It's Friday again. Woot woot! Today I join The Gypsy Mama to write for five minutes on her weekly prompt. No editing or rewriting allowed. Click on the link to her site if you want to try it, too. The prompt this week is "Loud".
Last night they were especially loud. I didn't want to have an evening home with them by myself. Not last night. Not our only weeknight with nothing on the schedule. But I gave in because I know guy-time is important. Because after all, I went to book club Monday night. And, I didn't think of it then, but I did just take a five-day trip and leave them at home . . . So I didn't complain. After all, mountain biking is his favorite thing to do.

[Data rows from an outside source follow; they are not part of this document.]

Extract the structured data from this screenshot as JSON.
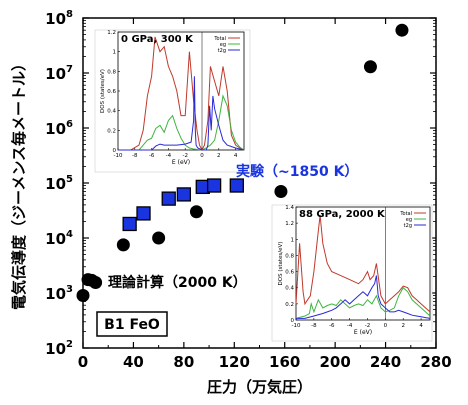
{
  "chart_data": {
    "type": "scatter",
    "xlabel": "圧力（万気圧）",
    "ylabel": "電気伝導度（ジーメンス毎メートル）",
    "x_ticks": [
      "0",
      "40",
      "80",
      "120",
      "160",
      "200",
      "240",
      "280"
    ],
    "y_ticks": [
      {
        "base": "10",
        "exp": "2",
        "value": 100
      },
      {
        "base": "10",
        "exp": "3",
        "value": 1000
      },
      {
        "base": "10",
        "exp": "4",
        "value": 10000
      },
      {
        "base": "10",
        "exp": "5",
        "value": 100000
      },
      {
        "base": "10",
        "exp": "6",
        "value": 1000000
      },
      {
        "base": "10",
        "exp": "7",
        "value": 10000000
      },
      {
        "base": "10",
        "exp": "8",
        "value": 100000000
      }
    ],
    "xlim": [
      0,
      280
    ],
    "ylim": [
      100,
      100000000
    ],
    "y_scale": "log",
    "series": [
      {
        "name": "理論計算（2000 K）",
        "marker": "circle",
        "color": "#000000",
        "x": [
          0,
          4,
          7,
          10,
          32,
          60,
          90,
          157,
          228,
          253
        ],
        "y": [
          900,
          1750,
          1700,
          1550,
          7500,
          10000,
          30000,
          70000,
          13000000,
          60000000
        ]
      },
      {
        "name": "実験（~1850 K）",
        "marker": "square",
        "color": "#1a35e0",
        "x": [
          37,
          48,
          68,
          80,
          95,
          104,
          122
        ],
        "y": [
          18000,
          28000,
          52000,
          62000,
          85000,
          90000,
          90000
        ]
      }
    ],
    "annotations": {
      "theory_label": "理論計算（2000 K）",
      "experiment_label": "実験（~1850 K）",
      "sample_label": "B1 FeO"
    },
    "insets": [
      {
        "title": "0 GPa, 300 K",
        "xlabel": "E (eV)",
        "ylabel": "DOS (states/eV)",
        "x_ticks": [
          "-10",
          "-8",
          "-6",
          "-4",
          "-2",
          "0",
          "2",
          "4"
        ],
        "y_ticks": [
          "0",
          "0.2",
          "0.4",
          "0.6",
          "0.8",
          "1",
          "1.2"
        ],
        "xlim": [
          -10,
          5
        ],
        "ylim": [
          0,
          1.2
        ],
        "legend": [
          "Total",
          "eg",
          "t2g"
        ],
        "series_colors": [
          "#c0392b",
          "#3fb53f",
          "#2929d6"
        ],
        "series": [
          {
            "name": "Total",
            "x": [
              -10,
              -8.5,
              -7.5,
              -7,
              -6.5,
              -6,
              -5.6,
              -5,
              -4.5,
              -4,
              -3.5,
              -3,
              -2.5,
              -2,
              -1.5,
              -1,
              -0.6,
              -0.3,
              0,
              0.3,
              0.7,
              1,
              1.5,
              2,
              2.5,
              3,
              3.5,
              4,
              4.5,
              5
            ],
            "y": [
              0,
              0,
              0.05,
              0.2,
              0.55,
              0.75,
              1.15,
              1.0,
              1.05,
              0.85,
              0.75,
              0.6,
              0.35,
              0.35,
              1.0,
              0.5,
              0.2,
              0.05,
              0,
              0.05,
              0.3,
              0.85,
              0.7,
              0.55,
              0.85,
              0.6,
              0.15,
              0.05,
              0.02,
              0
            ]
          },
          {
            "name": "eg",
            "x": [
              -10,
              -7.5,
              -7,
              -6.5,
              -6,
              -5.5,
              -5,
              -4.5,
              -4,
              -3.5,
              -3,
              -2.5,
              -2,
              -1.5,
              -1,
              0,
              0.5,
              1,
              1.5,
              2,
              2.5,
              3,
              3.5,
              4,
              4.5,
              5
            ],
            "y": [
              0,
              0,
              0.05,
              0.1,
              0.12,
              0.22,
              0.25,
              0.18,
              0.3,
              0.35,
              0.22,
              0.12,
              0.05,
              0.02,
              0.01,
              0,
              0.02,
              0.05,
              0.1,
              0.3,
              0.55,
              0.45,
              0.2,
              0.08,
              0.03,
              0
            ]
          },
          {
            "name": "t2g",
            "x": [
              -10,
              -6,
              -5.5,
              -5,
              -4.5,
              -4,
              -3,
              -2,
              -1.3,
              -1,
              -0.9,
              -0.8,
              -0.7,
              -0.5,
              0,
              0.5,
              0.7,
              0.9,
              1.1,
              1.3,
              1.5,
              2,
              2.5,
              3,
              4,
              5
            ],
            "y": [
              0,
              0,
              0.04,
              0.06,
              0.05,
              0.05,
              0.05,
              0.06,
              0.08,
              0.3,
              0.75,
              0.2,
              0.05,
              0.02,
              0,
              0,
              0.05,
              0.45,
              0.2,
              0.55,
              0.42,
              0.25,
              0.1,
              0.05,
              0.02,
              0
            ]
          }
        ]
      },
      {
        "title": "88 GPa, 2000 K",
        "xlabel": "E (eV)",
        "ylabel": "DOS (states/eV)",
        "x_ticks": [
          "-10",
          "-8",
          "-6",
          "-4",
          "-2",
          "0",
          "2",
          "4"
        ],
        "y_ticks": [
          "0",
          "0.2",
          "0.4",
          "0.6",
          "0.8",
          "1",
          "1.2",
          "1.4"
        ],
        "xlim": [
          -10,
          5
        ],
        "ylim": [
          0,
          1.4
        ],
        "legend": [
          "Total",
          "eg",
          "t2g"
        ],
        "series_colors": [
          "#c0392b",
          "#3fb53f",
          "#2929d6"
        ],
        "series": [
          {
            "name": "Total",
            "x": [
              -10,
              -9.6,
              -9.2,
              -9,
              -8.7,
              -8.4,
              -8,
              -7.6,
              -7.3,
              -7,
              -6.5,
              -6,
              -5,
              -4,
              -3,
              -2.5,
              -2,
              -1.7,
              -1.3,
              -1,
              -0.5,
              0,
              0.5,
              1,
              1.5,
              2,
              2.5,
              3,
              3.5,
              4,
              4.5,
              5
            ],
            "y": [
              0.2,
              0.95,
              0.35,
              0.2,
              0.25,
              0.3,
              0.6,
              1.0,
              1.3,
              0.95,
              0.7,
              0.6,
              0.55,
              0.5,
              0.45,
              0.5,
              0.6,
              0.5,
              0.55,
              0.7,
              0.3,
              0.2,
              0.25,
              0.3,
              0.35,
              0.42,
              0.4,
              0.3,
              0.25,
              0.2,
              0.15,
              0.1
            ]
          },
          {
            "name": "eg",
            "x": [
              -10,
              -9,
              -8.5,
              -8.3,
              -8,
              -7.5,
              -7,
              -6.5,
              -6,
              -5.5,
              -5,
              -4.5,
              -4,
              -3.5,
              -3,
              -2.5,
              -2,
              -1.5,
              -1,
              -0.5,
              0,
              0.5,
              1,
              1.5,
              2,
              2.5,
              3,
              3.5,
              4,
              4.5,
              5
            ],
            "y": [
              0.02,
              0.05,
              0.08,
              0.2,
              0.1,
              0.25,
              0.15,
              0.18,
              0.2,
              0.18,
              0.25,
              0.2,
              0.15,
              0.18,
              0.2,
              0.18,
              0.25,
              0.2,
              0.3,
              0.15,
              0.1,
              0.12,
              0.15,
              0.3,
              0.4,
              0.35,
              0.25,
              0.2,
              0.15,
              0.1,
              0.05
            ]
          },
          {
            "name": "t2g",
            "x": [
              -10,
              -9,
              -8,
              -7,
              -6.5,
              -6,
              -5.5,
              -5,
              -4.5,
              -4,
              -3.5,
              -3,
              -2.5,
              -2,
              -1.5,
              -1.2,
              -1,
              -0.8,
              -0.5,
              0,
              0.5,
              1,
              1.5,
              2,
              2.5,
              3,
              3.5,
              4,
              4.5,
              5
            ],
            "y": [
              0.02,
              0.02,
              0.05,
              0.08,
              0.1,
              0.12,
              0.15,
              0.2,
              0.25,
              0.2,
              0.25,
              0.3,
              0.35,
              0.3,
              0.4,
              0.45,
              0.55,
              0.3,
              0.2,
              0.15,
              0.1,
              0.1,
              0.12,
              0.1,
              0.08,
              0.06,
              0.05,
              0.04,
              0.03,
              0.02
            ]
          }
        ]
      }
    ]
  }
}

But more than once I had to stop and pray for patience. I had to hold myself back and take deep breaths. Once in a while, the crying over nothing gets to me. And I wonder why during this unusually warm and beautiful March we all have to catch colds and be miserable. But as I snuggled them into bed later I knew it was just that. Crankiness because they don't feel their best. They were hungry and dinner wasn't ready yet. And somehow their brains can't yet make the connection that crying for it and begging to be held actually makes it take longer to appear. We had sweet moments as I tucked them in. And I got the message. Loud and clear.
What message, you ask? Sorry. I only had five minutes. I didn't come up with this phrase, but somewhere recently I heard, "I'm not an inconvenience to be managed. I'm a child to be raised." Something like that anyway. I keep reminding myself of that saying when I'm feeling cranky about how "loud" this life can be. Happy Friday everybody!